There can be no definite answer to this question. It all depends on the investor himself, his ability to navigate the securities market and the financial market as a whole, his willingness to take risks for the sake of greater profits, the amount of free time that he is willing to devote to trading. The higher the financial literacy and the more opportunities to follow the market, the more opportunities to quickly and earn a lot on constant stock speculation. Bonds are designed for a longer term. Therefore, they are preferred by more conservative investors. However, the analysis of bonds, like any other securities, does not tire of confirming the main truth of investing: you should work with all available tools, the main thing is the right strategy.
What to read
A lot of books have been written about the bond market and its possibilities. One of the most popular is Frank Fabozzi's Bond Market Analysis and Strategies. This book has long been highly respected in the circle of financiers. It even builds lectures on financial literacy from many leading business schools.
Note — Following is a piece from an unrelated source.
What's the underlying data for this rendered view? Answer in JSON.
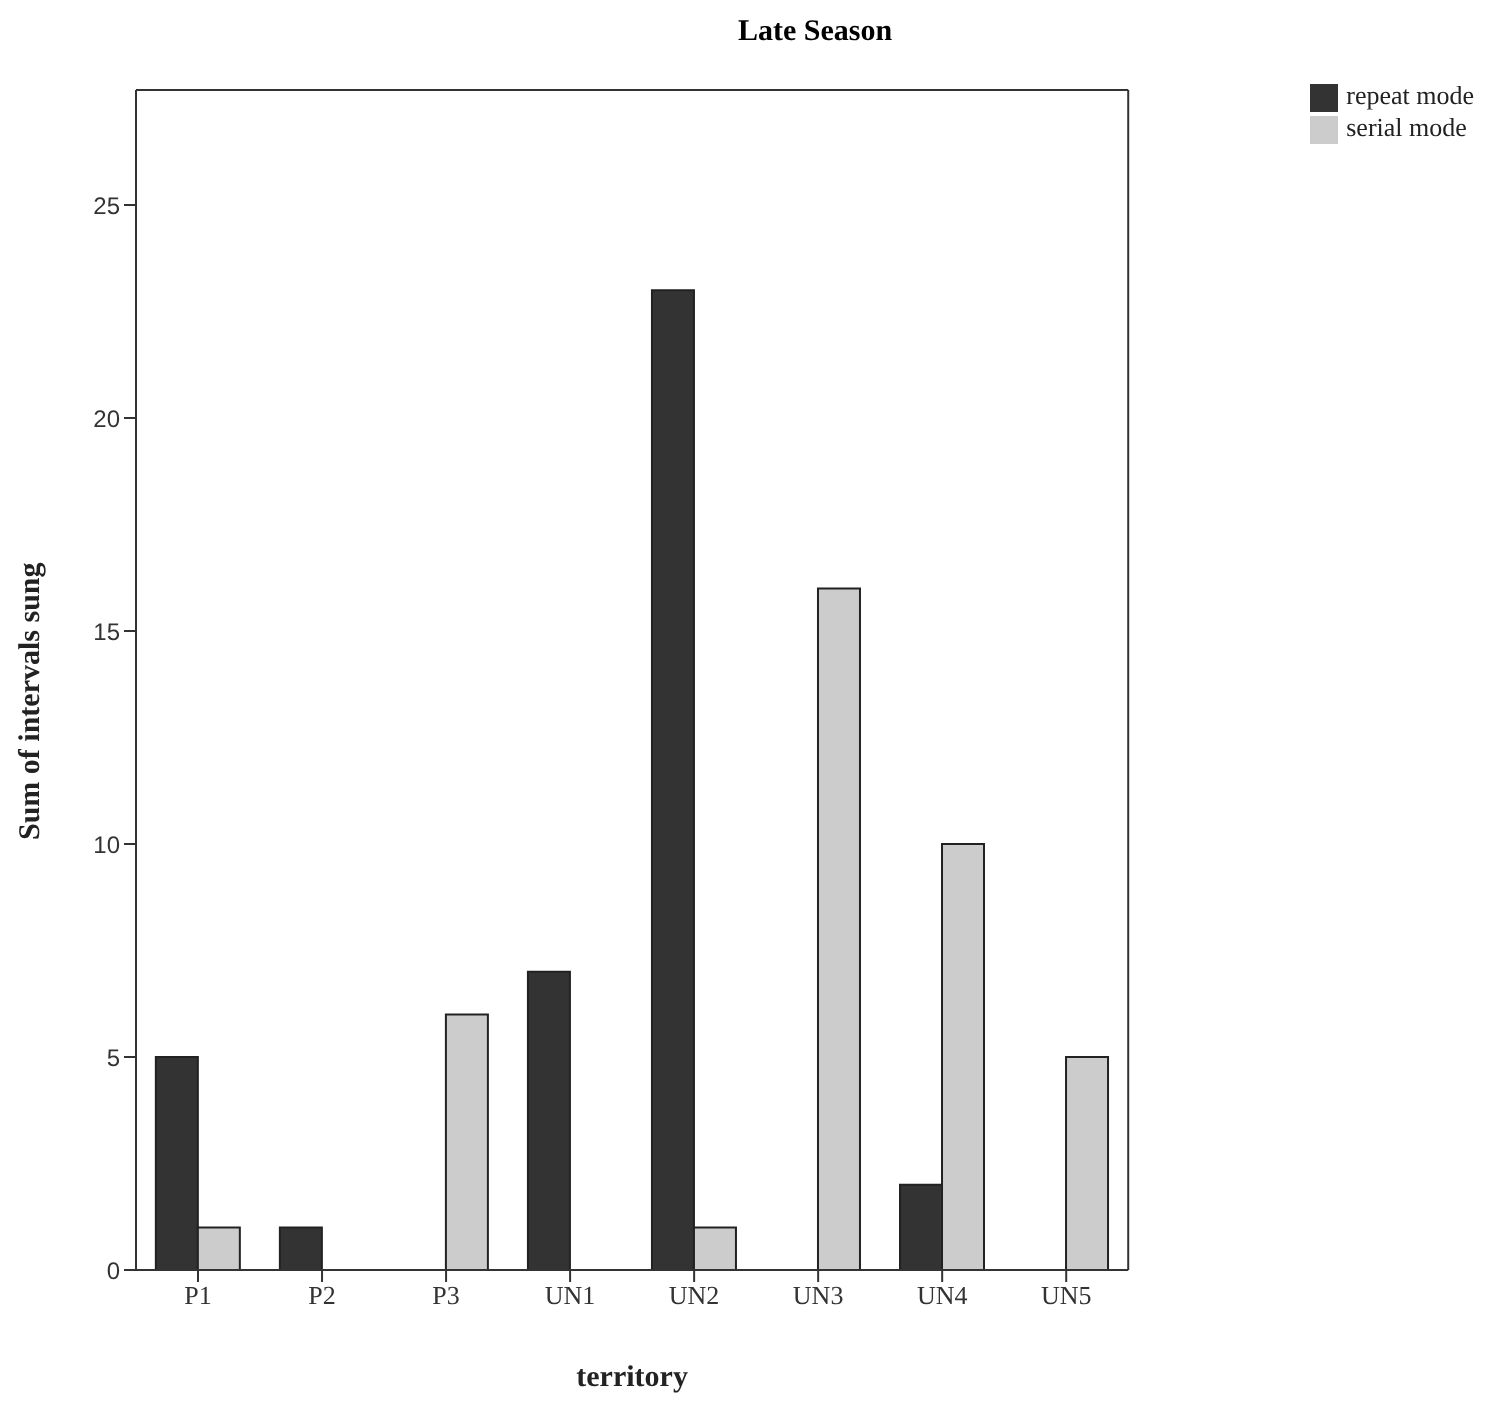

It will also be good for those who are not professional financiers, but want to learn how to make money on the bond market on their own. The contents of Fabozzi's book "Bond Market Analysis and Strategies" will help you understand in detail the types of these securities and choose the most suitable one.strategy for dealing with them.
Bond market forecasts
Forecast on the bond market is always directly dependent on the discount rate of the Central Bank. As soon as the Central Bank rate starts to move up, bond yields rise. As the key rate starts to fall, bond yields immediately drop as well. Due to the fact that the Ministry of Finance continues the trend of reducing the key rate, in the near future the bond market expects the same consistent decrease in yield.
Despite this forecast, bonds are still a popular and attractive investment vehicle. They consistently compete with bank deposits.